Under this system, a 95 still lands in the A range and still equals 4.0. The difference is that a 91, which would be a 4.0 on the standard scale, drops to a 3.7 as an A-. If your school uses plus/minus grading, that distinction matters, but a 95 remains a 4.0 either way.

Weighted GPA Gives You More Than 4.0

If you earned that 95 in an honors, AP, or IB course, your school may report a weighted GPA that goes above 4.0. Weighted scales add extra points to account for the difficulty of advanced coursework. On a common 5.0 weighted scale, a 95 translates to:

  • Standard class: 4.0
  • Honors class: 4.5
  • AP or IB class: 5.0

This is why you sometimes see students with GPAs above 4.0. It doesn’t mean they scored above 100 on their tests. It means the extra weight from advanced courses pushed their average past what a standard scale allows. If your transcript lists both a weighted and an unweighted GPA, the unweighted one is the version on the 4.0 scale where a 95 equals 4.0.
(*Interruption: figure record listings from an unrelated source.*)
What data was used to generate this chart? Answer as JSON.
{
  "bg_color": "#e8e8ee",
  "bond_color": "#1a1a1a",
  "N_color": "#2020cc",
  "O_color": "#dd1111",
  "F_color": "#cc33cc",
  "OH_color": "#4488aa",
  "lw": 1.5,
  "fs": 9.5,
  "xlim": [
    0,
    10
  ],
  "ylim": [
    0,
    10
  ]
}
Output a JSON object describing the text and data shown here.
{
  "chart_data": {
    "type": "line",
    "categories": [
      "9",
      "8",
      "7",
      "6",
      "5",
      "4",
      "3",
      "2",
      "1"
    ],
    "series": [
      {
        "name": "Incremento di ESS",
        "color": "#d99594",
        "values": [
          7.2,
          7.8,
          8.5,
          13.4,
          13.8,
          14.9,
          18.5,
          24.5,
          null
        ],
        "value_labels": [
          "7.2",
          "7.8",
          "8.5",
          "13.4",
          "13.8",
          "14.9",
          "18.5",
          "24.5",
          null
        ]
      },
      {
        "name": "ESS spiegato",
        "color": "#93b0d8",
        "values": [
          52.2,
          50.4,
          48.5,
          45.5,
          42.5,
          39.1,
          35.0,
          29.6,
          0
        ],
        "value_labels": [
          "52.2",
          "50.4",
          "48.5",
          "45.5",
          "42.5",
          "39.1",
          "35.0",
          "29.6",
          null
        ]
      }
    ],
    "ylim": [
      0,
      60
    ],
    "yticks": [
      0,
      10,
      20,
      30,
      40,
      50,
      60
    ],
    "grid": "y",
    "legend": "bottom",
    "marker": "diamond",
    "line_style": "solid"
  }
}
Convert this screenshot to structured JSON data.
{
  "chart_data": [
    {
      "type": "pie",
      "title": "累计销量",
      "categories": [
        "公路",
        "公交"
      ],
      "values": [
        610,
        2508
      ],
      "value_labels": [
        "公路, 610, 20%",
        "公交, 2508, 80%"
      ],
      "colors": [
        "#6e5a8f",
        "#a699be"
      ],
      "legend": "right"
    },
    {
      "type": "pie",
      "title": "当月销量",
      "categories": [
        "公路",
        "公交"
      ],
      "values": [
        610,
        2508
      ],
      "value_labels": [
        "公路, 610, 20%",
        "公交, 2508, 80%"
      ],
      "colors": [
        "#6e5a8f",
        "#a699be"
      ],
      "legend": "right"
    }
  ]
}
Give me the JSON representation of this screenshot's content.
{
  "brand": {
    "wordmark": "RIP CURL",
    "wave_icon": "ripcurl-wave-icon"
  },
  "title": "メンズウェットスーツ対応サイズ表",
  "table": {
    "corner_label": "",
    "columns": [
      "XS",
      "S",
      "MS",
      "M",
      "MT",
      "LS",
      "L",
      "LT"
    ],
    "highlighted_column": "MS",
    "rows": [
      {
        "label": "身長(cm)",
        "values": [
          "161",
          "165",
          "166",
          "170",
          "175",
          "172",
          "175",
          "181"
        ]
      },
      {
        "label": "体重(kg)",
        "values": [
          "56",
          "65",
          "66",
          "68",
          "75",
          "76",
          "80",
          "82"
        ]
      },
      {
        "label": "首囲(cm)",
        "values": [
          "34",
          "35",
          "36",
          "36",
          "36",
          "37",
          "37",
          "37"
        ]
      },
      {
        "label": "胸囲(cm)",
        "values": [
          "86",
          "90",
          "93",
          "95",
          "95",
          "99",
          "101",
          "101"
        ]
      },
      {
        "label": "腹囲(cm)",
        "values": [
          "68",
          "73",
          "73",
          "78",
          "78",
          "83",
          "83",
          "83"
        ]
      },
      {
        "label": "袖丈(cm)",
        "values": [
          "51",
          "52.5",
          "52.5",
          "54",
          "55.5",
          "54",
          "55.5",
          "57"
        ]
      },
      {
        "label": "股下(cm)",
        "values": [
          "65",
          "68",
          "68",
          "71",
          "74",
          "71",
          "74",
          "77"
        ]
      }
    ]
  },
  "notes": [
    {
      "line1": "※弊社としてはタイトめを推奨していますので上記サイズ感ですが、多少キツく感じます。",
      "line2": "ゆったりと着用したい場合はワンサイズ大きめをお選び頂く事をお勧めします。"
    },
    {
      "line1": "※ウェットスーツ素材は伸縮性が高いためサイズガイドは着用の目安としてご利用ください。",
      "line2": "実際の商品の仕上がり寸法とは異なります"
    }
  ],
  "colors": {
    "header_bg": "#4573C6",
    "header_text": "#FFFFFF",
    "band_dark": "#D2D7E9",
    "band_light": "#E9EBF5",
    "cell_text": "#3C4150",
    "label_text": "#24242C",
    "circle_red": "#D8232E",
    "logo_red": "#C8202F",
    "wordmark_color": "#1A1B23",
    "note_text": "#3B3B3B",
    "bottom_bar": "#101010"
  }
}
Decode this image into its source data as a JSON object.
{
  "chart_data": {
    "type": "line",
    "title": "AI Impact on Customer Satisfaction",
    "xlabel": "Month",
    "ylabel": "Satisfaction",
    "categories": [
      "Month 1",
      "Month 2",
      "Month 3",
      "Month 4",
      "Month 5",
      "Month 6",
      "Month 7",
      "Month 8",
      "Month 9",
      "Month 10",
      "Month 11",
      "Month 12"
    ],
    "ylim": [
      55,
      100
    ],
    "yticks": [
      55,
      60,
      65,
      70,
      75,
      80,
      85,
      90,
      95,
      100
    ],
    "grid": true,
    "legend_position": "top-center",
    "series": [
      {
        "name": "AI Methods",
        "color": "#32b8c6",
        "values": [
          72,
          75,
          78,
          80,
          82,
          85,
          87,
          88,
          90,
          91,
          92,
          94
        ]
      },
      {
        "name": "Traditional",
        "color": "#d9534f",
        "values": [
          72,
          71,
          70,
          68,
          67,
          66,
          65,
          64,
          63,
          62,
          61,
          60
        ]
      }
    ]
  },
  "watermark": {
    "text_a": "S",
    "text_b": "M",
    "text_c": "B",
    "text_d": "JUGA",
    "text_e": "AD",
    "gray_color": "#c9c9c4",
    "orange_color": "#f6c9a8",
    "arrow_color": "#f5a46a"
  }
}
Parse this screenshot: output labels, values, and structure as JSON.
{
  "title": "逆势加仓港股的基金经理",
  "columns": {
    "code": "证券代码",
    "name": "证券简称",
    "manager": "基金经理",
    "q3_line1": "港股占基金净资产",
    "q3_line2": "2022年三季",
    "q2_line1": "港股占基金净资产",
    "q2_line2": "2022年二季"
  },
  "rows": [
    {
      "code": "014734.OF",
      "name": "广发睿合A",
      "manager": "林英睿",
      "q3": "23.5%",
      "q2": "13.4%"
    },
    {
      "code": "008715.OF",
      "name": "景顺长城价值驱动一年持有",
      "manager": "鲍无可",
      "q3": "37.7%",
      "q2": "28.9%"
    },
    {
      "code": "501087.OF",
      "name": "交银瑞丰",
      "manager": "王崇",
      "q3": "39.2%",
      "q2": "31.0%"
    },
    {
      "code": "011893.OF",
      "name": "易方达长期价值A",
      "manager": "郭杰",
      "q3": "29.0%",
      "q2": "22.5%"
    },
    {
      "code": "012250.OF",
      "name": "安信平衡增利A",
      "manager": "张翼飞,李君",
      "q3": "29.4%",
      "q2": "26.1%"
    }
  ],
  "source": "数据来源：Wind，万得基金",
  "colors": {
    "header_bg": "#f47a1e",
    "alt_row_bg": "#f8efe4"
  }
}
How Colleges Interpret Your GPA

Your school’s grading scale may not be the final word on your GPA. Colleges frequently recalculate applicants’ GPAs using their own criteria. Some strip out non-core courses like physical education or electives and focus only on math, science, English, social studies, and world languages. Others remove the extra weighting your school applied to AP or honors classes so they can compare applicants from different schools on even footing, then apply their own weighting system.

This is also why many colleges ask you to self-report your actual course grades through the Common App or a self-reported academic record (SRAR) rather than relying solely on the GPA number your school calculated. A 95 in a class gives admissions officers a clearer picture than a 4.0, since grading scales and cutoffs vary so much from one school to the next.

When a 95 Might Not Equal 4.0

Not every school uses the same percentage ranges. Some set the A cutoff at 93, others at 95. A few use a scale where only 97 or above earns a straight A, making a 95 an A- worth 3.7 instead of 4.0. The grading policy is set by your individual school or district, so the only way to know for sure is to check your school’s published grading scale, usually found in the student handbook or on your transcript.

That said, the most widely used systems place 95 well within the A range. On any of those scales, a 95 is a 4.0.